In 2011, this was an early project for Fake Love and many creative coding tools were still a bit rough around the edges. I was also at the beginning of my career as a creative technologist, so a lot of this involved learning many lessions as I went.

  • Software:
    • Display Application
      • Made with OpenFrameworks v0071
      • Communicated with the Arduino, did camera/mic grabbing and recording, video playback, and the whole sequence loop
      • Some initial tests were done with just an Adobe Air/Flash application, but it was too slow and limited for doing things like recording and playing back video.
    • Backend and Web Services
      • Communicated with the backend via a SQLite Database that both applications would access. This caused the occaisonal permissions problem with both of them reading and writing at once.
      • This Is Grow made the web banners and web backend portion of the project, including the Adobe Air app that would download the videos from their web service.
  • Hardware:
    • Mac Mini
    • Logitech C910 Webcam
    • Acer T23H Touchscreen (required a special $100 driver to work with OS X)
    • Cheap microphone + USB iMic converter
    • Arduino Duemilanove for controlling the pins
    • Basic cheap speakers
    • Some vending machines (various models) - did you know vending machines are fairly cheap? Only like $1500
  • Vending Machine Notes:
    • The hack for the machines to drop cans took a minute to figure out. I'm sure in some world with enough time and access to vendor spec sheets we could have learned how to work with the brain of the machine itself and control it safely, but we didn't have that luxury.
    • The hack worked like this for most machines:
      • Most machines had a special sequence of button presses, or a special hidden button that would allow for diagnostic/settings mode.
      • Once the price for all drink columns was set to Free/$0, the buttons on the front could be pressed freely and cans would fall out of a selected column
      • Luckily the machine buttons themselves were just wired with regular wires and essentially just completed a circuit (see photos)
      • Plugging the wires straight into an Arduino's digital I/O allowed for enough of a voltage switch from high to low that would simulate to the vending machine brain that a button had been pressed, and thus dispense a coke
      • HOWEVER, for the machines in Buenos Aires and Cape Town, their vending machines operated on a different voltage (12V instead of 5V) and fried an arduino the first time I tried the regular hack.
      • To solve the issues with 12V not triggering properly, we instead used a very basic relay switch and used the arduino to trigger that.
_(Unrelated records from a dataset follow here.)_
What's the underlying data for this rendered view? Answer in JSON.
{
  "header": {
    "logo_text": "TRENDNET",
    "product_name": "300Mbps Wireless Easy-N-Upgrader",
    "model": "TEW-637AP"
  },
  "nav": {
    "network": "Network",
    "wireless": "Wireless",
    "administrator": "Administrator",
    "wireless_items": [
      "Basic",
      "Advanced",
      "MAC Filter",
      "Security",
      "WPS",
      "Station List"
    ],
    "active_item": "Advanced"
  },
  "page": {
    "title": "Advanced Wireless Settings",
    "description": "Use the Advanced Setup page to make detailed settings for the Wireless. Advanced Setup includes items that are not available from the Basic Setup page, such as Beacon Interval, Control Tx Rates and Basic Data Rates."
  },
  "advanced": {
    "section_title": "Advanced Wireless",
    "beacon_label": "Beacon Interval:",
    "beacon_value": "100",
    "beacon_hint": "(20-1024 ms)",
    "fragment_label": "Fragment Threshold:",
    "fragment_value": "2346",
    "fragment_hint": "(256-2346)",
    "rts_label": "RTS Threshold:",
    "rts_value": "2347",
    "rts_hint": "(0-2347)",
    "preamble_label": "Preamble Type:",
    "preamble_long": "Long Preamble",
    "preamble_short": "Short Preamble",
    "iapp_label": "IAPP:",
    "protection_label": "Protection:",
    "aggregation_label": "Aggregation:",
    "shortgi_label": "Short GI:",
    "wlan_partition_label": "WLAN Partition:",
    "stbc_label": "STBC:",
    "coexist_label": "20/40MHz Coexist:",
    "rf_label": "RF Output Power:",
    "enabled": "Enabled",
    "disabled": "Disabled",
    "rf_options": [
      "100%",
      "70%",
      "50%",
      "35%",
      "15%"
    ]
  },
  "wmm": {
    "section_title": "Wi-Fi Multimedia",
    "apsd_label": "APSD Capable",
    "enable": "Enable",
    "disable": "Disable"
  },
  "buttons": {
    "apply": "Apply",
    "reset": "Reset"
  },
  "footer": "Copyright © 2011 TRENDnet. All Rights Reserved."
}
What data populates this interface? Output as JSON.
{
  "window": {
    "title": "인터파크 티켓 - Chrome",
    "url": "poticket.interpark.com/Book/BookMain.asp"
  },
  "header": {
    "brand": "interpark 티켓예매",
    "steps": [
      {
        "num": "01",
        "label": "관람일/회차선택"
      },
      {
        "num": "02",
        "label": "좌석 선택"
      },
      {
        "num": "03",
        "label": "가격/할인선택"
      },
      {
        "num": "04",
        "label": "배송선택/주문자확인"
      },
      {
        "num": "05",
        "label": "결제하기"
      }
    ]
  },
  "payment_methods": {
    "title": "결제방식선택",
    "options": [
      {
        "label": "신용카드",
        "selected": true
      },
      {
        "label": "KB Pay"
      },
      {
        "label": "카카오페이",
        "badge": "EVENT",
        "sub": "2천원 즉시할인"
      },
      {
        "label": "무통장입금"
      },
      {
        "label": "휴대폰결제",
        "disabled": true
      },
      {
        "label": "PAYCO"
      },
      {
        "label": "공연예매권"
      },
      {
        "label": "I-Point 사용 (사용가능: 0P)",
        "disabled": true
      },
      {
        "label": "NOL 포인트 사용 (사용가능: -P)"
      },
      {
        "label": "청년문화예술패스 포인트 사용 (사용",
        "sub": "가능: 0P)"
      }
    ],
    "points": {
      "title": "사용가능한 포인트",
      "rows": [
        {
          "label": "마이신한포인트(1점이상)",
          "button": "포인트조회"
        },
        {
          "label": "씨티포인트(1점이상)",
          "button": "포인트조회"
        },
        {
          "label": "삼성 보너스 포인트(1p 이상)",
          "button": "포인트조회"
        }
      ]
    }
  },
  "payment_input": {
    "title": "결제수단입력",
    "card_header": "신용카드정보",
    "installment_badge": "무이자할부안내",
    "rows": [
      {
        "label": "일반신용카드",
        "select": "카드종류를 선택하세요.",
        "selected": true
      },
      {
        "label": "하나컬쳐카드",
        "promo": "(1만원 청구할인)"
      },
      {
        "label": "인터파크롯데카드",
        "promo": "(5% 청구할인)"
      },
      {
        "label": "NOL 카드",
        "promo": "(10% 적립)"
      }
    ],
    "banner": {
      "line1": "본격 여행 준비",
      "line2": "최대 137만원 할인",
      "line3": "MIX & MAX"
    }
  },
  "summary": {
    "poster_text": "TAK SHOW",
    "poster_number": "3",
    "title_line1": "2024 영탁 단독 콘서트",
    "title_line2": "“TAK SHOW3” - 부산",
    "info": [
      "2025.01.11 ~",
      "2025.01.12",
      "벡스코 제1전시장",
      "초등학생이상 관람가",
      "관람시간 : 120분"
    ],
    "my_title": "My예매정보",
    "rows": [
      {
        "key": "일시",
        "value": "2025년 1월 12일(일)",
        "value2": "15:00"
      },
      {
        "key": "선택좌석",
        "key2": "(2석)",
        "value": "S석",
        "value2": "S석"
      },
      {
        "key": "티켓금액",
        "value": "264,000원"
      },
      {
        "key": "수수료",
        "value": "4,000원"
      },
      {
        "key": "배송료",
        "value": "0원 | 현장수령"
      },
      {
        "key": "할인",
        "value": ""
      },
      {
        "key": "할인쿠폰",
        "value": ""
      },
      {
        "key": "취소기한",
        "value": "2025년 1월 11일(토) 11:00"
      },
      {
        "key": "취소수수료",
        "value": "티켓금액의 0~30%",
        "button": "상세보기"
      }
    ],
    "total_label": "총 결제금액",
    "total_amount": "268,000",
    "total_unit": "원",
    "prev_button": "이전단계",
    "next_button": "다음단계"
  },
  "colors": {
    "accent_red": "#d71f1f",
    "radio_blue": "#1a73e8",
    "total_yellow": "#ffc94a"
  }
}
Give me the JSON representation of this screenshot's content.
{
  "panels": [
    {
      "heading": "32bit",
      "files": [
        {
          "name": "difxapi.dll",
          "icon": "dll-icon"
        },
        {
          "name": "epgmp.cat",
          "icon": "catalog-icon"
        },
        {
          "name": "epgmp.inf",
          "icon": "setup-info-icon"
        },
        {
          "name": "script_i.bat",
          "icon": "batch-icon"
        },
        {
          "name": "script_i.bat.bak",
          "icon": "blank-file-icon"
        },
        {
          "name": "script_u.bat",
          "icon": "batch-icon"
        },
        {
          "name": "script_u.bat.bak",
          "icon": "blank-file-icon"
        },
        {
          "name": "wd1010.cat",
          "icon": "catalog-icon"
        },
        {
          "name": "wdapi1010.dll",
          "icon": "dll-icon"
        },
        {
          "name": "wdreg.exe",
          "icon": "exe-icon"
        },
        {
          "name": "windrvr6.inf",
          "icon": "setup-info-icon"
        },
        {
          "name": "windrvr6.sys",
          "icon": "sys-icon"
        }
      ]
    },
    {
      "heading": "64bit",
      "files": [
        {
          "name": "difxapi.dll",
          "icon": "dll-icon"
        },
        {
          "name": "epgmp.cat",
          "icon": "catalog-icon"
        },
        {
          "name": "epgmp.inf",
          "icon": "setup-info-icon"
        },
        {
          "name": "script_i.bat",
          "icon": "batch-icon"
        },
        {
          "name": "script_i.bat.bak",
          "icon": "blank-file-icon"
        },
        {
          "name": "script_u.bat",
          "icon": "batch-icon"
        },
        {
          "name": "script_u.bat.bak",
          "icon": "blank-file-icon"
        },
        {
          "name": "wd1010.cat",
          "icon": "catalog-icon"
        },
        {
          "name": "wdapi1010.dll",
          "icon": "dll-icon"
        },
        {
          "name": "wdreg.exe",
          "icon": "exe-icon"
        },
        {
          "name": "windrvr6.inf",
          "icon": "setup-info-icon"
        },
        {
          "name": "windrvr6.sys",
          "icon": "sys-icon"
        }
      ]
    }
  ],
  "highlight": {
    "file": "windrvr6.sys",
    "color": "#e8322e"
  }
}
I set up 4-6 relay switches on a breadboard, didn't even solder them, and just stuck the bare machine wires in there. As long as the machine wasn't jostled around too much, the fragile circuitry held together fine.
    • These machines are finicky. Many had issues consistently dropping cans and many would often get stuck and not dispense. There was likely something I was doing incorrectly when loading them, but I never determined the main issue.
    • We eventually started adding a basic IR distance sensor to the machine in the spot where the can would drop. This would allow us to determine if a can successfully fell, or if we needed to trigger it a second time. 
    • There was no reliable way to keep track of how many cans were in each machine, so the number had to be manually entered so that the machine would know when to advance the "button press" to the next column of cans.